Sequential decision making with feature-linear models
This thesis is concerned with the problem of sequential decision making, where an agent interacts sequentially with an unknown environment and aims to maximise the sum of the rewards it receives. Our focus is on methods that model the reward as linear in some feature space. We consider a bandit problem, where the rewards are linear in a reproducing kernel Hilbert space, and a reinforcement learning setting with features given by a neural network. The thesis is split into two parts accordingly.
In part I, we introduce a new algorithm for the optimisation of continuous functions with a known number of derivatives under noisy bandit feedback. The algorithm, Partitioned GP-UCB, combines ideas from classic kernel-based bandit algorithms and hierarchical optimisation methods to provide near-tight confidence intervals and strong guarantees on computational complexity. As part of our analysis, we develop a novel bound on the effective dimension of kernel ridge regression with the Matérn kernel with respect to the volume of the domain. Part I is mainly concerned with the derivation of this bound.
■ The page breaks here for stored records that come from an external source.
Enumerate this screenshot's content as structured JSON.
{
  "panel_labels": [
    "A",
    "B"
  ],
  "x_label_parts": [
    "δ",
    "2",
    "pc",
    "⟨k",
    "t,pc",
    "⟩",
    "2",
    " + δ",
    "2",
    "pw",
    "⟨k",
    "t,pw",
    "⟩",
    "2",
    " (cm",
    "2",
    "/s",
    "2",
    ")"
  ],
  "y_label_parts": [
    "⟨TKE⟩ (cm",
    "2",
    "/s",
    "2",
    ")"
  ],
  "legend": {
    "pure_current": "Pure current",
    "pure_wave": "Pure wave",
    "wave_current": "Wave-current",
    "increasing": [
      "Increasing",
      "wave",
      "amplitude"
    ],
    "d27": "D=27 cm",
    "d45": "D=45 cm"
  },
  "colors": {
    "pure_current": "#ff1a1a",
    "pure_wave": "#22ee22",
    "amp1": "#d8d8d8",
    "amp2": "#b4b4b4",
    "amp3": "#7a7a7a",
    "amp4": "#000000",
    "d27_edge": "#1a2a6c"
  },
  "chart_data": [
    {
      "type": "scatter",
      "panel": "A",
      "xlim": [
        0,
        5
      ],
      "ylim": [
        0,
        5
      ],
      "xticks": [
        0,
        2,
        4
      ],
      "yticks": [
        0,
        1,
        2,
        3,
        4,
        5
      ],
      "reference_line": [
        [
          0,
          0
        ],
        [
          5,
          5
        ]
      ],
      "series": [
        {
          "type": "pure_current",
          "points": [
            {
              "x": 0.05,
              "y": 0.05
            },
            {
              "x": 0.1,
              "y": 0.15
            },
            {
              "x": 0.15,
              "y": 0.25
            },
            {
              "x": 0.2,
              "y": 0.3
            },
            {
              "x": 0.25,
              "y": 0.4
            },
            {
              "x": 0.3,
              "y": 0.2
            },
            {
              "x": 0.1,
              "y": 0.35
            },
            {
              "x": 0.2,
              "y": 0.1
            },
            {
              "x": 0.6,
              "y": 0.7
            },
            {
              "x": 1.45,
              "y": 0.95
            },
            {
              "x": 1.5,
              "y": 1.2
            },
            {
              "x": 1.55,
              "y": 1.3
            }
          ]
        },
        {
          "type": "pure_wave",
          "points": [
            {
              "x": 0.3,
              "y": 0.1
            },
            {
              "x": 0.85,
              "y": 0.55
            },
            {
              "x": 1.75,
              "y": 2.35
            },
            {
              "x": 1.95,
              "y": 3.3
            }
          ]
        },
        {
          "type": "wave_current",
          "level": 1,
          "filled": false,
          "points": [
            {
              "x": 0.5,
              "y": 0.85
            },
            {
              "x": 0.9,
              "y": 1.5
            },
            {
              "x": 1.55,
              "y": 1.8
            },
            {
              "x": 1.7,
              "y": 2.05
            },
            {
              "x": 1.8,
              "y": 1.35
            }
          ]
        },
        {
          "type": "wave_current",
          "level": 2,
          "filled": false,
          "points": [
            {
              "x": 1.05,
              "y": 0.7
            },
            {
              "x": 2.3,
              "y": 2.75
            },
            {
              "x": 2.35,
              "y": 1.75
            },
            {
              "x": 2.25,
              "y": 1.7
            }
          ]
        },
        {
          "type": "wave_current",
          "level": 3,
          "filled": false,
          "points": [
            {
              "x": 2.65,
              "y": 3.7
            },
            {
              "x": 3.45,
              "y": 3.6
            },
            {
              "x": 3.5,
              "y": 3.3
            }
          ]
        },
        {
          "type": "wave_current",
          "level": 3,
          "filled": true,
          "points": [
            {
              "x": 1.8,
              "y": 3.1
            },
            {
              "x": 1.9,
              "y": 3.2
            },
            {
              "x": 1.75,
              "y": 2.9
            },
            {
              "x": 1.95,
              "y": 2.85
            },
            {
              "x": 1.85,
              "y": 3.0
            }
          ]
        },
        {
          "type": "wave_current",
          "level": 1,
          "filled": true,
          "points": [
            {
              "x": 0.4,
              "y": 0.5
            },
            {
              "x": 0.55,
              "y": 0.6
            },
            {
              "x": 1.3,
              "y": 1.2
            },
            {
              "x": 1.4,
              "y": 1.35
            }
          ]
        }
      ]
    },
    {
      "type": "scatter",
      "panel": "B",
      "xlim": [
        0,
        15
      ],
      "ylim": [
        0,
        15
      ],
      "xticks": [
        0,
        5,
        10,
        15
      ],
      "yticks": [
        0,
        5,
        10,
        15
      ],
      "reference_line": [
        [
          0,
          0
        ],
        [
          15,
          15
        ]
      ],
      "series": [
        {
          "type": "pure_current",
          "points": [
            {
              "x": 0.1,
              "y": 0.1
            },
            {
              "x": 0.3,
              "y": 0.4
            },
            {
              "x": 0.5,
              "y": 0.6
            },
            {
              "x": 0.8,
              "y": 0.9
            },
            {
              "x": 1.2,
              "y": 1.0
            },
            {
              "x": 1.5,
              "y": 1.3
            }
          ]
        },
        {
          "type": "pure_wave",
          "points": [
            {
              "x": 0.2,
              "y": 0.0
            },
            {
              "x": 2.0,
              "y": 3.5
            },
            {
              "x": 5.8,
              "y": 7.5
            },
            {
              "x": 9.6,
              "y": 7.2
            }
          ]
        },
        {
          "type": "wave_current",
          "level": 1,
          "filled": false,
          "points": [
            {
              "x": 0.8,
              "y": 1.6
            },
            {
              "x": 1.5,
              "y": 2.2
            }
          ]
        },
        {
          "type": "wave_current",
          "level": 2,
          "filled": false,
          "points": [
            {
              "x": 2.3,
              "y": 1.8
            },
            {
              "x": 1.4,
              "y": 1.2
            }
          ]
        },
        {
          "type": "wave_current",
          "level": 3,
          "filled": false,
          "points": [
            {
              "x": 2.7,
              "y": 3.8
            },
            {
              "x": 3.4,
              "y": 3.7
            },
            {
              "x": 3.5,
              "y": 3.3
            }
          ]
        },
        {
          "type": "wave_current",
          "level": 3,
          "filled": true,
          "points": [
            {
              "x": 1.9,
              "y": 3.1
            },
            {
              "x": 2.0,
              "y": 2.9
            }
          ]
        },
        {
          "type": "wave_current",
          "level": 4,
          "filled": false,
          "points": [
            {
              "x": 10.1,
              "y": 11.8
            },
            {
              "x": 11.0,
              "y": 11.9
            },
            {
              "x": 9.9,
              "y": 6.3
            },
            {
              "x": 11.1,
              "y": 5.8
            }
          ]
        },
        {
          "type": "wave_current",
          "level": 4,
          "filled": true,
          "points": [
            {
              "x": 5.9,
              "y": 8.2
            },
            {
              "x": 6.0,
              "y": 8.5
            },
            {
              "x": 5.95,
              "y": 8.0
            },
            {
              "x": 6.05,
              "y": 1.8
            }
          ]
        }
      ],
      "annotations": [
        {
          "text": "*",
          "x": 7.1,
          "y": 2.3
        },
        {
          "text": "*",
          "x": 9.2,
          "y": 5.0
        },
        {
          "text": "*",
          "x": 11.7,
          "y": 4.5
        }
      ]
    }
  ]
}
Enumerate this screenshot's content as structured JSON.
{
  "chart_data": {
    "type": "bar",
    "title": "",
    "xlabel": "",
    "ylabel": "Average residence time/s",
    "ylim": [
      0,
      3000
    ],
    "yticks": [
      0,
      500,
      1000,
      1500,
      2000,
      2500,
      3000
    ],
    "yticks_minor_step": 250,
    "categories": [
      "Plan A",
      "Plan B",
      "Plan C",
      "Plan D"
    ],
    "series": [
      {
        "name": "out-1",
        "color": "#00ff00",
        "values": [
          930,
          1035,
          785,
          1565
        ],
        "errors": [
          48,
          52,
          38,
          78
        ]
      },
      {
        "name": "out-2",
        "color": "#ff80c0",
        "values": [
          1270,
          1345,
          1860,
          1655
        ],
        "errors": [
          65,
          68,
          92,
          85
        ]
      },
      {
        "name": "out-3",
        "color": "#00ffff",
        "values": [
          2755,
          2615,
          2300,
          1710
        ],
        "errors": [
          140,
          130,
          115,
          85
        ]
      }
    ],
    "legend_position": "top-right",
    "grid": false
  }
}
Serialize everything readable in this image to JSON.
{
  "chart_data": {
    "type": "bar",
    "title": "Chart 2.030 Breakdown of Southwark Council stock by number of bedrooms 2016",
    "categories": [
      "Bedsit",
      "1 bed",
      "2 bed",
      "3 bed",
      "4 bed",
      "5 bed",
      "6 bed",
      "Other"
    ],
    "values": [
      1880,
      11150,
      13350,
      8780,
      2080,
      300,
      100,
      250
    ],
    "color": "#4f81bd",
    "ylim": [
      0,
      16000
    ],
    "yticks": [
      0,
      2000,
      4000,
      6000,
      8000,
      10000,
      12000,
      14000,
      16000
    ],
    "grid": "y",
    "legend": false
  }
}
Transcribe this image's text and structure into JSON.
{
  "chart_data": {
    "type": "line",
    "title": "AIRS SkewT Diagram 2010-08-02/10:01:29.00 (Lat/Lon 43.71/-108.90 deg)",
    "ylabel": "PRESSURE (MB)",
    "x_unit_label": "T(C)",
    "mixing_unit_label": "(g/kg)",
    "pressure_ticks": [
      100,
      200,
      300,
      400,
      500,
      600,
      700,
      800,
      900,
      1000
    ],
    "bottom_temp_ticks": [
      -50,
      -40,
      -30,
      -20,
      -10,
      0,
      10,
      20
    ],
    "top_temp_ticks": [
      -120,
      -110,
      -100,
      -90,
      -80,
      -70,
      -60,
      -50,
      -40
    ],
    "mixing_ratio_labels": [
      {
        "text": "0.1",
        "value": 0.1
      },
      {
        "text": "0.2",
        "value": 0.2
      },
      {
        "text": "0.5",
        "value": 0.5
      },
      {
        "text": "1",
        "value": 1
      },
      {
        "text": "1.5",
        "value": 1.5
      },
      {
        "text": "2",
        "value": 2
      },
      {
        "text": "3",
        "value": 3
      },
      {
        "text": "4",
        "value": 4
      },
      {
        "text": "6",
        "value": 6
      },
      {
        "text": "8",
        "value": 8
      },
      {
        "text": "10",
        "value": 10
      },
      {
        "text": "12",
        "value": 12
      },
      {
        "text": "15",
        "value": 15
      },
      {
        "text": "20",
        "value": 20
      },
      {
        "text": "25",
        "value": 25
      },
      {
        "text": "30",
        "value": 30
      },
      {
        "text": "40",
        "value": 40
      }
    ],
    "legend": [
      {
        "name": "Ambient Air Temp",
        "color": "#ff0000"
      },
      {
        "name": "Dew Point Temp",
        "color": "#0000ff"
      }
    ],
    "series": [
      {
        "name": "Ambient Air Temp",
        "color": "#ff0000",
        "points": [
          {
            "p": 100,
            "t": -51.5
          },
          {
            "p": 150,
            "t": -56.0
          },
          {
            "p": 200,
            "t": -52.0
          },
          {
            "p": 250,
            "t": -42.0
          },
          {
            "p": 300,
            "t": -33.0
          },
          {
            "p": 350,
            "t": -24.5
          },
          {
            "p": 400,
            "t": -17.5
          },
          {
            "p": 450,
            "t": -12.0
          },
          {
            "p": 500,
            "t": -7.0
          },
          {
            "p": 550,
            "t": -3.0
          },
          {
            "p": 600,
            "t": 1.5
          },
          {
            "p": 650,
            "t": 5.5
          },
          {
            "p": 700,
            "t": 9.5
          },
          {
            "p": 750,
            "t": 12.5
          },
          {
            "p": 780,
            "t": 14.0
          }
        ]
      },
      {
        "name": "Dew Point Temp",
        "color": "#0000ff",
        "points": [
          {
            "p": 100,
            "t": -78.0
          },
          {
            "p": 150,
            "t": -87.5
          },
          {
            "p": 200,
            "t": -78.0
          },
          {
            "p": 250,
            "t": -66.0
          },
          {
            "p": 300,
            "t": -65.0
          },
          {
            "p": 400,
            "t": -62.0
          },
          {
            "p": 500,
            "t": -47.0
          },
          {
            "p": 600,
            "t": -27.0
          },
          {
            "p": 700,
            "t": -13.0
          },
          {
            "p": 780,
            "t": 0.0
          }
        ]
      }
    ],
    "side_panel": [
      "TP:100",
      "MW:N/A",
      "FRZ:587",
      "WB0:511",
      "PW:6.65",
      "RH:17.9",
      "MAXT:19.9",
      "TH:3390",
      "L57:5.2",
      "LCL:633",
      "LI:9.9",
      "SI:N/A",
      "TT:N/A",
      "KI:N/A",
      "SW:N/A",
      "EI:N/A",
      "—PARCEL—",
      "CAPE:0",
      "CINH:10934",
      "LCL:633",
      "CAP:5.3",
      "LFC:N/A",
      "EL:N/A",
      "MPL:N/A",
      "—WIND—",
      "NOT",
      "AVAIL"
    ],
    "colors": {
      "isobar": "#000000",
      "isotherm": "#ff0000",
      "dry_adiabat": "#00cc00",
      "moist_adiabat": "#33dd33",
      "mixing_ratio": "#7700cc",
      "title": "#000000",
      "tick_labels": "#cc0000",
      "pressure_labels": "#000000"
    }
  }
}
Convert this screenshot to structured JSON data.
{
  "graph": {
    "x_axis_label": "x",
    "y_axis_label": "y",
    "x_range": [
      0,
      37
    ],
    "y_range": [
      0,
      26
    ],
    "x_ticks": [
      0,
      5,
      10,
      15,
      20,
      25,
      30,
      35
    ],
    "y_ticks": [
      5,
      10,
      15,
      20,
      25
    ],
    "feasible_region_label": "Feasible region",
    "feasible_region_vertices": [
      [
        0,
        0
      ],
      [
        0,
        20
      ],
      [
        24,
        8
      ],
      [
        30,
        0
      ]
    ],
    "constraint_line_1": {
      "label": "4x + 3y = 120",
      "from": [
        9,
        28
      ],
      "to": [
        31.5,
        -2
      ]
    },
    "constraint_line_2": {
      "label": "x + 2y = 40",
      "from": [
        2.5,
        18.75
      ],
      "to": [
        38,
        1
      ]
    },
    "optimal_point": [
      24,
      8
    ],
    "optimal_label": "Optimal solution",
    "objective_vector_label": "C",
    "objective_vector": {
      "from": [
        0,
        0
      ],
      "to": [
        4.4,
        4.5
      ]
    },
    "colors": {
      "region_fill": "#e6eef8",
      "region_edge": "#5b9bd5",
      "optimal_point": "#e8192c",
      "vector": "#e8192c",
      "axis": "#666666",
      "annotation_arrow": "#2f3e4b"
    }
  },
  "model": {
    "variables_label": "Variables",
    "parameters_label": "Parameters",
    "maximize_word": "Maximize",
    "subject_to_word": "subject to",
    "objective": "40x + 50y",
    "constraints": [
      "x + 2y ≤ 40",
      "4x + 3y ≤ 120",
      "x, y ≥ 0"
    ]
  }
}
In part II we tackle practical exploration in deep reinforcement learning, with a focus on methods that combine linear uncertainty estimates with feature embeddings given by deep Q-function networks. We observe a flaw within previous such work: while these methods enforce a temporal difference relationship on the mean state-action values given by the linear model, they do not constrain its inputs---the neural network embeddings---and these determine the uncertainty estimates of linear models. We show that such embeddings need to follow a certain successor feature structure and develop a model based on this insight: Successor Uncertainties. We demonstrate that our model is capable of solving hard tabular exploration challenges and that it scales to the Atari Learning Environment, where it attains strong scores relative to competing methods.